Dive Brief:
- New York utility Rochester Gas and Electric last week issued a request for proposals, seeking to defer $11.8 million in substation investment by adding distributed energy resources in its territory to address growing demand.
- The utility is seeking reduce the peak loading on the individual transformer banks at its Station 43, and is seeking resources from 2019 through 2025, beginning with at least 1.5 MW.
- In New York, the state's Reforming the Energy Vision has pressed utilities to seek interconnected, distributed resources as ways to avoid costly system upgrades. Con Edison's Brooklyn Queens Demand Management program, which seeks to defer a $1 billion investment in a new substation, is probably the best known of the Non-Wires Alternatives (NWA).
Dive Insight:
RG&E's proposal is not as large as the BQDM project, but reflects the state's continued shift to find new ways of serving demand and strengthening the grid. According to the utility's RFP, it needs to establish DERs into the area "to reduce the peak loading on the individual transformer banks to below their nameplate ratings."

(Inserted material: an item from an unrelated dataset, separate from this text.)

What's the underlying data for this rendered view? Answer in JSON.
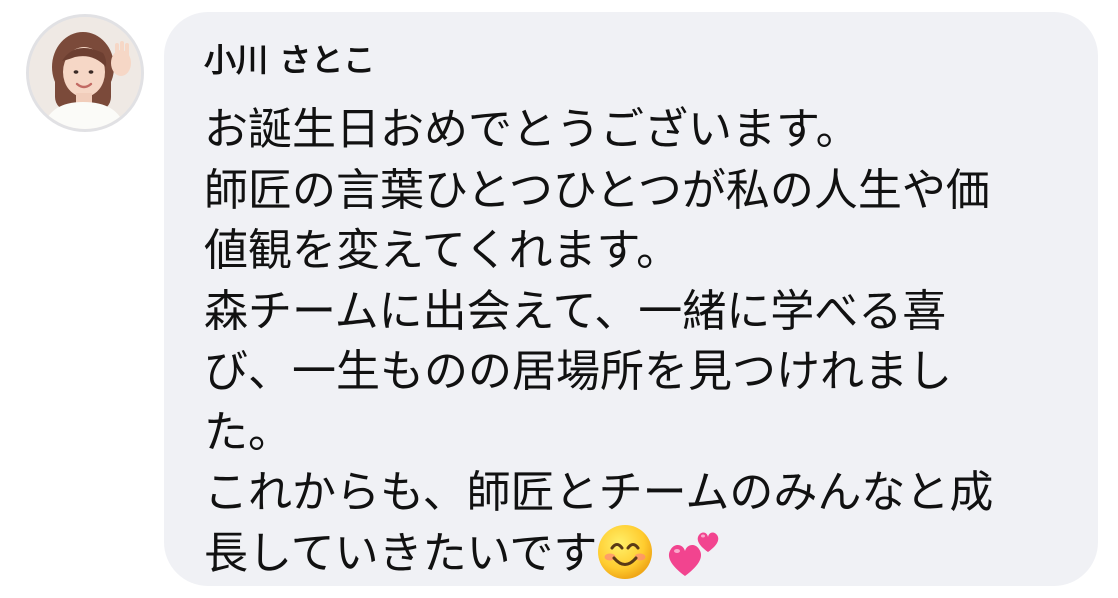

Required 2019 resources would include a minimum addition of 1.53 MW and contingency needs of 6.22 MW, rising to 2.84 MW and 7.53 MW, respectively, by 2025.
The contingency need "represents the amount of distributed generation that must be added to the Station 43 distribution circuits to maintain the station load to within the long term emergency rating of either transformer bank," the utility said. Due to conductor ratings, resources added may not exceed 2.74 MW on any individual circuit.
RG&E also noted that future plans for Station 43 include converting its operating voltage to 12.47 kV, so any customer owned-equipment, transformers, or underground cable must be able to initially operate at 4.16 kV and also be rated to operate in the future at 12.47 kV.
No existing resources will be considered. Proposals can include distributed generation, demand response, efficiency or energy storage. While RG&E said it would consider natural gas and propane solutions, other fossil-fuel projects are off the table. And it added that the utility "reserves the right, but not the obligation to aggregate proposals to meet the reliability needs."